Dans une note publiée le 22 février en réaction, West African Resources a confirmé l'ouverture de discussions avec l'État burkinabè par l'intermédiaire de la Société de Participation Minière du Burkina Faso (SOPAMIB), structure chargée de porter les investissements publics dans le secteur extractif.
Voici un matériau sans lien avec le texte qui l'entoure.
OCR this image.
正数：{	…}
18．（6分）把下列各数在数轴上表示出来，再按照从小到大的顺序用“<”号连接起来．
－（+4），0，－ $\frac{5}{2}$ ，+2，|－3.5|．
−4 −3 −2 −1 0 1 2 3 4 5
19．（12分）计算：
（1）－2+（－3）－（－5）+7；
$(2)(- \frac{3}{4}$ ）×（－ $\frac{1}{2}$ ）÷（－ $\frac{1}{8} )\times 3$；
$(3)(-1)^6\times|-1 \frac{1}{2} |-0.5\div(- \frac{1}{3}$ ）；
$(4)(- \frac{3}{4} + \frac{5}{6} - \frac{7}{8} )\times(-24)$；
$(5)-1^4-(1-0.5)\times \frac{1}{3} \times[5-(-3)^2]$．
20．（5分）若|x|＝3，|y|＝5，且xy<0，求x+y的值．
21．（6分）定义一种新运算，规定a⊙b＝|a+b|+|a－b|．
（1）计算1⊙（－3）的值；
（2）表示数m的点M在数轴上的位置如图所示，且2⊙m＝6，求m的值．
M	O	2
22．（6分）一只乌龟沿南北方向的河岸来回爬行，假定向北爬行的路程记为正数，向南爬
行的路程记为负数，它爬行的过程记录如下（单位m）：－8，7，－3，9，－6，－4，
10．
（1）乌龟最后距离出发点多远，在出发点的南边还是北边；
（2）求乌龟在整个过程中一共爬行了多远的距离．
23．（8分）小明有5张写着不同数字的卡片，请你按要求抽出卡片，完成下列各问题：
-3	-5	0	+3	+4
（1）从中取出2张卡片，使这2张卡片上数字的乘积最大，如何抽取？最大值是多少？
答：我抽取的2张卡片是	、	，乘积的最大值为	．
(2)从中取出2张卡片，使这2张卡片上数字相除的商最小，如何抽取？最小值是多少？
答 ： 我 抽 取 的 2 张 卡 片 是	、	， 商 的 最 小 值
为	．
" Nos discussions avec le gouvernement concernant la structure de l'actionnariat de Kiaka reflètent une vision commune visant à développer une industrie minière forte et durable ", a déclaré le directeur général du groupe, Richard Hyde, évoquant également des coopérations potentielles sur de futurs projets.
Pour WAF, dont l'ensemble des actifs est concentré uniquement au Burkina Faso, la stabilité du partenariat avec les autorités demeure un enjeu central. Le groupe exploite déjà la mine de Sanbrado ainsi que le projet aurifère de Toega, affichant une solide position dans le pays.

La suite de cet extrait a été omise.